4. The sudden obsession with Thomas The Tank Engine begins. And let me tell you, those little trains are stupid expensive! Be prepared to add an extra £20 to any bill from any shop you enter that sells them. You will also end up with 1652 of the exact same Thomas train from the thousands of take-along play sets you’re forced to buy.
5. They are always naked! Partly because you’re in the middle of potty training (that is failing miserably) but also because they just can’t be bothered to wear clothes. On minute they’re dressed in a dead cute outfit, the next, they’re at the front door greeting the postman with his toddger out.
6. They become incredibly cleaver. Like, figuring out how to undo the stair gate so they can escape. Or using a potty as a stepping stool to climb over it. Nothing, and I mean NOTHING can keep a two year old contained.
7. They give the BEST cuddles. Ok, so they might be at 5am when you really don’t want to be awake or they might even be at 11pm when you’re desperate for them to go to sleep but what ever the time, you’re guaranteed to get some epic cuddles. Those ones that come from absolutely no where? They’re the best.
8. They have suddenly developed a sense of humour. You could be happily sat watching Bubble Guppies and suddenly he’ll burst out laughing at something he’s found funny.
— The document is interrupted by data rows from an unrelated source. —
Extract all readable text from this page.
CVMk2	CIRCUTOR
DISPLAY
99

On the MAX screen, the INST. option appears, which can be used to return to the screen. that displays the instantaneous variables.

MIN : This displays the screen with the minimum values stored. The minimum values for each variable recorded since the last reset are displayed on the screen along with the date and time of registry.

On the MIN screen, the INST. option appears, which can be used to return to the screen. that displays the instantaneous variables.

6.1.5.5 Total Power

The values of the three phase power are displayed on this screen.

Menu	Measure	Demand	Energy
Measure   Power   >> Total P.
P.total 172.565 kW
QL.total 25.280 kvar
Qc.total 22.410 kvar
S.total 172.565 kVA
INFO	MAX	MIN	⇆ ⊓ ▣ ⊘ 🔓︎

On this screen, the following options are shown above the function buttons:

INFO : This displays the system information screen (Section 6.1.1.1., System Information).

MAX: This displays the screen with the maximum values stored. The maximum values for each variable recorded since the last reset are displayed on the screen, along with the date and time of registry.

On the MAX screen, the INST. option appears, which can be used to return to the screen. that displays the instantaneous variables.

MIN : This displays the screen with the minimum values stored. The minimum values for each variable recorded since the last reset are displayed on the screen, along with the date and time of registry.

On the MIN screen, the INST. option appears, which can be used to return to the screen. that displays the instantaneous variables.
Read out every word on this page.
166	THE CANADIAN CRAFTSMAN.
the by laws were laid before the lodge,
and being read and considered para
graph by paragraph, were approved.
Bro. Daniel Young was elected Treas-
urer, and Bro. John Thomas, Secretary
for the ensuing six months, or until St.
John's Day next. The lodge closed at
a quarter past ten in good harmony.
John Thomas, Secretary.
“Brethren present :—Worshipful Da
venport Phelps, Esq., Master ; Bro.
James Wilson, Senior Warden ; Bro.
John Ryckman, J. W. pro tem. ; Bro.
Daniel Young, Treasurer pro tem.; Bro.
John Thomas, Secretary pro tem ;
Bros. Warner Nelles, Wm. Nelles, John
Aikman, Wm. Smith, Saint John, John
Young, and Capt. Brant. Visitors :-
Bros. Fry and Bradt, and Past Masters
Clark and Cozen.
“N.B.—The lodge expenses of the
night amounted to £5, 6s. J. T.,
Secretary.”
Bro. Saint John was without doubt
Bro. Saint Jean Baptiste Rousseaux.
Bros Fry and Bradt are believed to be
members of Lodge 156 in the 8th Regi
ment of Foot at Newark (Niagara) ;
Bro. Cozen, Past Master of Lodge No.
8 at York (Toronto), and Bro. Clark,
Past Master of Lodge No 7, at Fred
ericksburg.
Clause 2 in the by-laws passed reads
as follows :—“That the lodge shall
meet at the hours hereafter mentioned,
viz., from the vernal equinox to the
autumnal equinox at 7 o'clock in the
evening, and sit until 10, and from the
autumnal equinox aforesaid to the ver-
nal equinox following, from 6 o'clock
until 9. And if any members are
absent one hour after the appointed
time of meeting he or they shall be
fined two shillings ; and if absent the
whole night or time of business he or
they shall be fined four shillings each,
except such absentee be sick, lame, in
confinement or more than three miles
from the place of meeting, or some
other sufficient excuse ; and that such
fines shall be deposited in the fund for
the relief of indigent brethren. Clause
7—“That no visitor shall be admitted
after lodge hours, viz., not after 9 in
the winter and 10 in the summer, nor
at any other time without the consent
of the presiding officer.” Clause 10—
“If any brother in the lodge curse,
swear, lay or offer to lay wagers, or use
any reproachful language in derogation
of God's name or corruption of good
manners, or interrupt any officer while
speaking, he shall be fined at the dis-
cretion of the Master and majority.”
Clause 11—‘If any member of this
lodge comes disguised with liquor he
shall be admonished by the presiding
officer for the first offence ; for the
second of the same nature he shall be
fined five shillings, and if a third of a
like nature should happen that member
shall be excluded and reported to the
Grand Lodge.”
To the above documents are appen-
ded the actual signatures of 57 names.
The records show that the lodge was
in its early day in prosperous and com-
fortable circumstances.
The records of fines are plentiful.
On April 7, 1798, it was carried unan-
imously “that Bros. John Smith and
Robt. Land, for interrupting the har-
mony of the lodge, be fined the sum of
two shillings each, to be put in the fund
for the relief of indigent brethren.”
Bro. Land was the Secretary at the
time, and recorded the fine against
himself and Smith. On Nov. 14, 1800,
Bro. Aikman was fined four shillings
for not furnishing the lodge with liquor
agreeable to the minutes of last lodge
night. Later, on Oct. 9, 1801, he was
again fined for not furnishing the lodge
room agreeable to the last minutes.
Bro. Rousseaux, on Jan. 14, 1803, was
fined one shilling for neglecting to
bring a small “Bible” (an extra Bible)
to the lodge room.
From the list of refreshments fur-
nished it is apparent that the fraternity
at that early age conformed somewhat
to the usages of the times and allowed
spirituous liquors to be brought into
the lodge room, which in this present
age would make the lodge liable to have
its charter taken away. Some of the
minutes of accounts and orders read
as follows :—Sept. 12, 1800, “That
They also LOVE to make other people laugh and will do random crazy dance moves in your lounge or suddenly break out into a spontaneous game of peek-a-boo in the middle of Tesco.
9. They have the WORST tantrums. Just last night, Edward was told to stop pushing the potty around the hardwood floor. He flung it over the stair gate, sat himself in the corner then proceeded to bawl for a full 45 minutes face-down into my fluffy rug. He threw his milk at me, bopped his dad on the head and got quite angry at his half eaten biscuit he had left on the floor.
10. Watching them grow is the best feeling in the world. At the age of two, there are still so many “firsts” to discover. Lots of new words, they may learn to count, play along to nursery rhymes. They walk independently, discovered new likes and dislikes. One of the biggest joys is that no two days are ever the same with a two year old.